Uma vez que a guerra comece, as consequências em cadeia: o Estreito de Ormuz será efetivamente fechado (o seguro expira e não há navegação); o petróleo Brent ultrapassará os 120 dólares por barril; o rendimento dos títulos do Tesouro dos EUA a 10 anos subirá para mais de 4,6%; em algumas semanas, o mercado de dívida global poderá evaporar 25 mil milhões de dólares; o sistema bancário não conseguirá realizar perdas próximas aos níveis da crise de 2022; não há um caminho claro para um cessar-fogo no conflito.
O Federal Reserve enfrentará um dilema: controlar a inflação (o que exige aumento das taxas de juros), prevenir uma crise bancária (o que exige redução das taxas de juros) e financiar a guerra (o que exige a redução das taxas de juros) não podem ser alcançados simultaneamente. A experiência histórica mostra que, em tempos de guerra, frequentemente se sacrifica a meta de inflação. O Federal Reserve manterá a taxa de juros em cerca de 3,5%–3,75%, implementando ‘repressão financeira’ através de liquidez implícita e ferramentas regulatórias, fazendo com que a taxa de juro real se torne negativa, a fim de corroer a dívida.
Em termos nominais, o mercado de ações pode subir, mas o poder de compra real diminuirá.

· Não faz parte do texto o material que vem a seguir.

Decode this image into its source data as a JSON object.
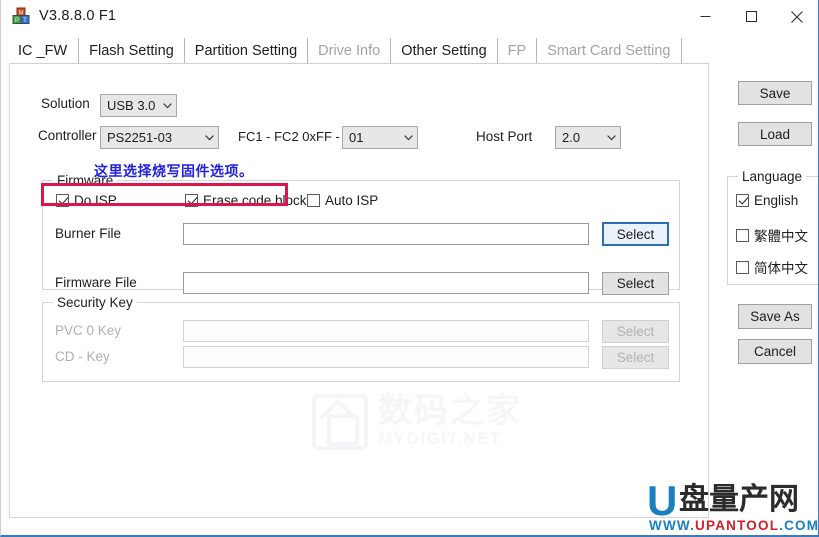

Energia, indústria militar e commodities superarão; os setores de tecnologia e consumo enfrentarão reavaliação. A guerra não é uma solução para o problema da dívida, mas sim uma manifestação do problema da dívida. O verdadeiro risco não está no campo de batalha, mas sim no mercado de títulos - quando a demanda por leilões de títulos do governo enfraquece, o sistema enfrentará uma mudança fundamental."